The Lions are unquestionably a better team with Decker in the lineup, but we have yet to see his level of play reach where he was at the end of his rookie season in 2016. His performance is lagging while the natural accumulation of rust is knocked off.
Decker struggled mightily on Thanksgiving attempting to bottle up Vikings defensive end Everson Griffen, who is tied for the NFL lead with 12 sacks. He dropped quarterback Matthew Stafford twice on Thursday and routinely found his way into the backfield during the victory.
Conditioning isn’t an issue for Decker, who was able to work on maintaining his cardio while rehabbing; it’s the technical proficiencies of his position. Playing offensive line requires a precise synchronization of the feet, knees, hips and hands to win the leverage battle against a 275-pound defender intent on wreaking havoc.
Strangely enough, it’s not too dissimilar from a golf swing, which requires a repetition of movements throughout the body to maintain a consistently straight shot.
“In theory, you look and you watch an offensive lineman and are like, ‘Oh, that’s not hard,’ but it is,” Decker said. “In theory, it’s easy. In practice and in execution, it’s very difficult. And it’s difficult to do it consistently.
“As an offensive lineman, and the other guys at this position, I’m sure they can attest to, the name of the game is consistency. You have just a couple bad plays, it can end up being a bad game for you.”

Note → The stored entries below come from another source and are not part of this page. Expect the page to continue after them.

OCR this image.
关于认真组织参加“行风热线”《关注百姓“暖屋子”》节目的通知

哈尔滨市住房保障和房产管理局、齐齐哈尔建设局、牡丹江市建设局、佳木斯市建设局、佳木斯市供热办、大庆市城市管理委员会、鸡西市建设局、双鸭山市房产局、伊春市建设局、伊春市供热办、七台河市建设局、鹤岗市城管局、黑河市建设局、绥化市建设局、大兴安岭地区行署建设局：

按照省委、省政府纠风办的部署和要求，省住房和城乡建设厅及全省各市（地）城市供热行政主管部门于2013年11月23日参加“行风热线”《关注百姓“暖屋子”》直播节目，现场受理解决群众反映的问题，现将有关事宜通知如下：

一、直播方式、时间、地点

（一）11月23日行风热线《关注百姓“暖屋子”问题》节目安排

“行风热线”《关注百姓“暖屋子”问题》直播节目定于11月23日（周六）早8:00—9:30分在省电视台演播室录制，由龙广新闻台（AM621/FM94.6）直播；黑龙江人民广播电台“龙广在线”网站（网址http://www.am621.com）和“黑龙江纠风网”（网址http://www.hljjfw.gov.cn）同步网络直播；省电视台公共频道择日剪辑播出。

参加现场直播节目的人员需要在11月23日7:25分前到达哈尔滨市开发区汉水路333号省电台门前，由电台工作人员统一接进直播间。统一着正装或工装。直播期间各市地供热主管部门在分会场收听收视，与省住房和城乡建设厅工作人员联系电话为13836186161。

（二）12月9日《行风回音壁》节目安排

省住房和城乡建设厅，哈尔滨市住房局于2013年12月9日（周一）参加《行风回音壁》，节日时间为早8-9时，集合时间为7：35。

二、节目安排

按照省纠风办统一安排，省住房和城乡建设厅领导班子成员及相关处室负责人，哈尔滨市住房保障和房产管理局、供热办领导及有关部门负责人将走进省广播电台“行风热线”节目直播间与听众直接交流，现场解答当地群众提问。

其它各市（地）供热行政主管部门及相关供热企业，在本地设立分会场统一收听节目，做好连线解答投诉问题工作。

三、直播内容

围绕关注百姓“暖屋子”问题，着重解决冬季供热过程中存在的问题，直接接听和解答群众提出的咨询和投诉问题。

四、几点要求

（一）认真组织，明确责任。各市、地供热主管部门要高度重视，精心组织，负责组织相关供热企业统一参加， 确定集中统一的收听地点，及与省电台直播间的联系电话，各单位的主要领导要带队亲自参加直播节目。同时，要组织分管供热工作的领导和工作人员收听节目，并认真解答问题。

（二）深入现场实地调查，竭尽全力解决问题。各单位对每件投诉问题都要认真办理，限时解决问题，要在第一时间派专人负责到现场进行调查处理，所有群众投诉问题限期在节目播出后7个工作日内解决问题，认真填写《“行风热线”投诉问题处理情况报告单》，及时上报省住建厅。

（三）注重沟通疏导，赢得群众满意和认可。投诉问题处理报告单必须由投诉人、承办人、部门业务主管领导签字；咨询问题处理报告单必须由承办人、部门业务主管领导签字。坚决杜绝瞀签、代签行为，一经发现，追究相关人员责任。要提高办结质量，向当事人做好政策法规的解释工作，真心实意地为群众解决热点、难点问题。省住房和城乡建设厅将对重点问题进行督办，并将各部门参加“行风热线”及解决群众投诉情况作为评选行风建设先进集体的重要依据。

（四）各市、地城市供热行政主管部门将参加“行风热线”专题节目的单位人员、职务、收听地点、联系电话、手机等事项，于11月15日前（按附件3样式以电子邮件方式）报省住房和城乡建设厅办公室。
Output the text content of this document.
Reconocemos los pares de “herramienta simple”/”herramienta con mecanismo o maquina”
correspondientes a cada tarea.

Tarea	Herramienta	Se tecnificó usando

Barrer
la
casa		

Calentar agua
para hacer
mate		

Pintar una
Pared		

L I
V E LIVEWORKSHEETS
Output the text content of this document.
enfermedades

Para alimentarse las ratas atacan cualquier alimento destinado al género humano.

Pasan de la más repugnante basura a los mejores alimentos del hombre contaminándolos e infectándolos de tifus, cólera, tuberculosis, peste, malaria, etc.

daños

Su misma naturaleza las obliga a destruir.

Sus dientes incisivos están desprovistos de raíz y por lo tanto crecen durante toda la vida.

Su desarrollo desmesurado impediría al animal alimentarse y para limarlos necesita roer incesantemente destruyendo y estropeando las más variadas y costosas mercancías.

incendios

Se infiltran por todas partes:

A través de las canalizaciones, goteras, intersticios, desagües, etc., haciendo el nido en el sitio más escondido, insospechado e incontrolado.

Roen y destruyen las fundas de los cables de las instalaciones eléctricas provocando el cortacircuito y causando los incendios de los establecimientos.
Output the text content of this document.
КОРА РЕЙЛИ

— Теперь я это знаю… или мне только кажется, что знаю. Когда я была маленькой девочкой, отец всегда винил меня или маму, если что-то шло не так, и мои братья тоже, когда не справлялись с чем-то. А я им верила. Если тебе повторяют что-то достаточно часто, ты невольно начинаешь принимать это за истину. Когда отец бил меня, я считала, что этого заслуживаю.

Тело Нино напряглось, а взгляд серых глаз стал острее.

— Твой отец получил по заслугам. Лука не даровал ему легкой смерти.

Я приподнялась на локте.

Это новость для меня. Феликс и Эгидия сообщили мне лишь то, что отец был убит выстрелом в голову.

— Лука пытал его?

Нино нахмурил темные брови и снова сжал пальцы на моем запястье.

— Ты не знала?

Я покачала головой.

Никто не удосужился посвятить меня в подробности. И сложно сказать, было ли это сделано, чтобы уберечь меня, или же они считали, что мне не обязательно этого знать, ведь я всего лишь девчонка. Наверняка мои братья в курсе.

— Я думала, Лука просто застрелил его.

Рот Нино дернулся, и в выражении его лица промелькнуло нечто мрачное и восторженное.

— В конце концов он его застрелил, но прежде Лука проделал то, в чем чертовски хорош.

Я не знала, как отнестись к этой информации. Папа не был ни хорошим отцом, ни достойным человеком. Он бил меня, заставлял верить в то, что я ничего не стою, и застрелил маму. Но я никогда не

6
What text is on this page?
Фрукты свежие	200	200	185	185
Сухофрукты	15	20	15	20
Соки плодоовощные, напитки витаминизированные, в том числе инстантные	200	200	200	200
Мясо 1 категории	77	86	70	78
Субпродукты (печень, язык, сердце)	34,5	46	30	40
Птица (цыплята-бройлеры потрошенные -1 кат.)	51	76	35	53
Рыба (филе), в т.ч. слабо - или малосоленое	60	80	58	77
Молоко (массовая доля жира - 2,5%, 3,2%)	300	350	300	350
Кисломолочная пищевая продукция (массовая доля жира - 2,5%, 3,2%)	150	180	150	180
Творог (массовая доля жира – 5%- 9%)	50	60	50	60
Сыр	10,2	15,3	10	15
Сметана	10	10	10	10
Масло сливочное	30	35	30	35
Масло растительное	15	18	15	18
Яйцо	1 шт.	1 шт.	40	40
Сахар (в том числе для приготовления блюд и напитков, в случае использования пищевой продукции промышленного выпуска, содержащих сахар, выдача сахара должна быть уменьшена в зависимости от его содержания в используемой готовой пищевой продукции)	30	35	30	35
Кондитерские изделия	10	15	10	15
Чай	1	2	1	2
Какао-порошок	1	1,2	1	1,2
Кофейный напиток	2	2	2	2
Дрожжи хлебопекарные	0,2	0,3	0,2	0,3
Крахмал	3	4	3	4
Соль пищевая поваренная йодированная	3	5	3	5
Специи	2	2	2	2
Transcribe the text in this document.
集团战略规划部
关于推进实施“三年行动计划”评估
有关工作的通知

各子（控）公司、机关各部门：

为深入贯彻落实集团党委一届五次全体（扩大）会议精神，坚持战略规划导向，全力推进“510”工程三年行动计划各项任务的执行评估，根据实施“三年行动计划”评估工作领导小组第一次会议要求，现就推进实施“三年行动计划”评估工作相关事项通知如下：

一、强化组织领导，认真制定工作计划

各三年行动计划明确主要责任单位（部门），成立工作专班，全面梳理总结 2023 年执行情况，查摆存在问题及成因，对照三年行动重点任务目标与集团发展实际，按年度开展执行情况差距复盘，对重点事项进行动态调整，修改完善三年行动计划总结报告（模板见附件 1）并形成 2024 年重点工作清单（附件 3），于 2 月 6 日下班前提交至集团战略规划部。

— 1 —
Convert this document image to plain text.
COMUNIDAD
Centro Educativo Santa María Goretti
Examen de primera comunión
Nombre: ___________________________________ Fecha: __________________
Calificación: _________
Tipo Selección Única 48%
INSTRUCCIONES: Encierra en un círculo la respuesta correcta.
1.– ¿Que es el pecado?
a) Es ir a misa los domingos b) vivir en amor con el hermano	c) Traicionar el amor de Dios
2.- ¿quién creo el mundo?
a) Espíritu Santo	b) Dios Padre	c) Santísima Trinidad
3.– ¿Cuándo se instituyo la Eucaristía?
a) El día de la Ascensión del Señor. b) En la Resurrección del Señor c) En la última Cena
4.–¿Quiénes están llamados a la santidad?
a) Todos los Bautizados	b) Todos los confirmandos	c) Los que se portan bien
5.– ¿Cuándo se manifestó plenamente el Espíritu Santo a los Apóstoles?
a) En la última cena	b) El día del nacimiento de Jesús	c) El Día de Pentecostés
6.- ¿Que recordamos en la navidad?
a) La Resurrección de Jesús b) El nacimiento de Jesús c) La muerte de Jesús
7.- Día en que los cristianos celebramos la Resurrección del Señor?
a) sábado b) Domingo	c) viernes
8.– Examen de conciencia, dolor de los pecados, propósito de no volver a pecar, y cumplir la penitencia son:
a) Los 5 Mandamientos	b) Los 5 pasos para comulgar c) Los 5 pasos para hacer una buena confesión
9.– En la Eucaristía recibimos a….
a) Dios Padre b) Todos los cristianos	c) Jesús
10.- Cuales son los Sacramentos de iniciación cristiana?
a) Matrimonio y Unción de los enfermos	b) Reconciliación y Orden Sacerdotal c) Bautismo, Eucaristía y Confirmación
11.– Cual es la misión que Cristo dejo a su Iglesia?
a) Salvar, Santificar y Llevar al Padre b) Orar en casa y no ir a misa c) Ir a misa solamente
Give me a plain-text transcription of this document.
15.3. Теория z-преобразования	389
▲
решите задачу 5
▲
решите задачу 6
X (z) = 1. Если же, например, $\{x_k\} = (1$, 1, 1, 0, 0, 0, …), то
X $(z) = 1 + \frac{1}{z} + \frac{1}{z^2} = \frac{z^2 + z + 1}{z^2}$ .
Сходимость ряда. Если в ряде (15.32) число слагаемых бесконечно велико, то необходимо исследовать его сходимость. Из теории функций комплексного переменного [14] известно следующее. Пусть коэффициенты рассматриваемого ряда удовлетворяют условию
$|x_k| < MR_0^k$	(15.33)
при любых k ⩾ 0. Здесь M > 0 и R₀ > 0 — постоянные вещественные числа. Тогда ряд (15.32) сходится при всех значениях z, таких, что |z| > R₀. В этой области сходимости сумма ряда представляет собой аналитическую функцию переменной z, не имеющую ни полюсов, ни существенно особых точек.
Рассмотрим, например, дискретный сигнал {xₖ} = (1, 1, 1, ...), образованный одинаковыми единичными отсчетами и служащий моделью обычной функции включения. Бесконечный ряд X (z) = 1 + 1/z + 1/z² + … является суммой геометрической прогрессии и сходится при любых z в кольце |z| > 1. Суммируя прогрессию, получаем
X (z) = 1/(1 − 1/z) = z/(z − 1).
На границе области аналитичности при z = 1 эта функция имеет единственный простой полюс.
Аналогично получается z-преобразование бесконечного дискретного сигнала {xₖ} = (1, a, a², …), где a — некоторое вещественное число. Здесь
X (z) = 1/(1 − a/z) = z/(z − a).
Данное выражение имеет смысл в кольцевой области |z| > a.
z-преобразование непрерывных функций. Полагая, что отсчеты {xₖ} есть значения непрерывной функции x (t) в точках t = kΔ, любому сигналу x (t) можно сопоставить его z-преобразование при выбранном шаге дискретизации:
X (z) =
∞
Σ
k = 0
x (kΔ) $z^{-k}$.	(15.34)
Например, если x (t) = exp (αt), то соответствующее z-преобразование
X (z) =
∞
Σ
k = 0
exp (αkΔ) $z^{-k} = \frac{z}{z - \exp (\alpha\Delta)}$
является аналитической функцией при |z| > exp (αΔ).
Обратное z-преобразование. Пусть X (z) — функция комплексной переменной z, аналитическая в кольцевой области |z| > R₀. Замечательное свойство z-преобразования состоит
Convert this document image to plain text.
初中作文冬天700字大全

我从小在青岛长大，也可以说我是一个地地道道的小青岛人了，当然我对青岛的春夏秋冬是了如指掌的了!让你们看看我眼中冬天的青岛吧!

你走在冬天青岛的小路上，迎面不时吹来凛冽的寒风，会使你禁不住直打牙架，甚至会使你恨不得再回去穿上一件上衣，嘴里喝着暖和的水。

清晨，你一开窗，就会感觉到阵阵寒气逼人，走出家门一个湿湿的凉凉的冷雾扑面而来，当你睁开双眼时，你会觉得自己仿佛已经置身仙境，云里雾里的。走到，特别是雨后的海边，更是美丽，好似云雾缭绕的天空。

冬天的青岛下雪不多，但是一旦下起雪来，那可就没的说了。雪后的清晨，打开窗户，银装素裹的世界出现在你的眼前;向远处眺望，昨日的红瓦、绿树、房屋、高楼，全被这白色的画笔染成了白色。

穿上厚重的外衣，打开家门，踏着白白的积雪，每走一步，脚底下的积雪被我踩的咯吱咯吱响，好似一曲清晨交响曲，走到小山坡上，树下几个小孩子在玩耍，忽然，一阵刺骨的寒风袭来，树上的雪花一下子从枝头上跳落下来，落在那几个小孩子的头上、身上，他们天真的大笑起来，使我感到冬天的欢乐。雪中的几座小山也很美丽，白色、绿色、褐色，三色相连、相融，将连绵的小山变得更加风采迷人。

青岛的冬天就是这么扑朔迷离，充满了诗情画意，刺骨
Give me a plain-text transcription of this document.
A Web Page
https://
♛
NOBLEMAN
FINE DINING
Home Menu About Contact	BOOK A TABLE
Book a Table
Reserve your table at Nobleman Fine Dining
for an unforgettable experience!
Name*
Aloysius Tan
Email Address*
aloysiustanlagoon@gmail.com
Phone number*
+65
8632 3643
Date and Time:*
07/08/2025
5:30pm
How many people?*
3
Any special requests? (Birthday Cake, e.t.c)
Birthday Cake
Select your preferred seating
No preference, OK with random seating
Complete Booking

It doesn’t get any easier for Decker this week. He’ll be matched up against Terrell Suggs, a 15-year veteran who continues to produce at the highest levels, generating 43 quarterback pressures, according to Pro Football Focus. He’s translated that pressure into 9.5 sacks, giving him 124 on his career.
“I was watching that Monday night game, and he’s obviously an ageless player,” Decker said. “He’s always going to have some youth in him. He’s obviously still a productive pass rusher, their most productive pass rusher, just a big, physical guy.”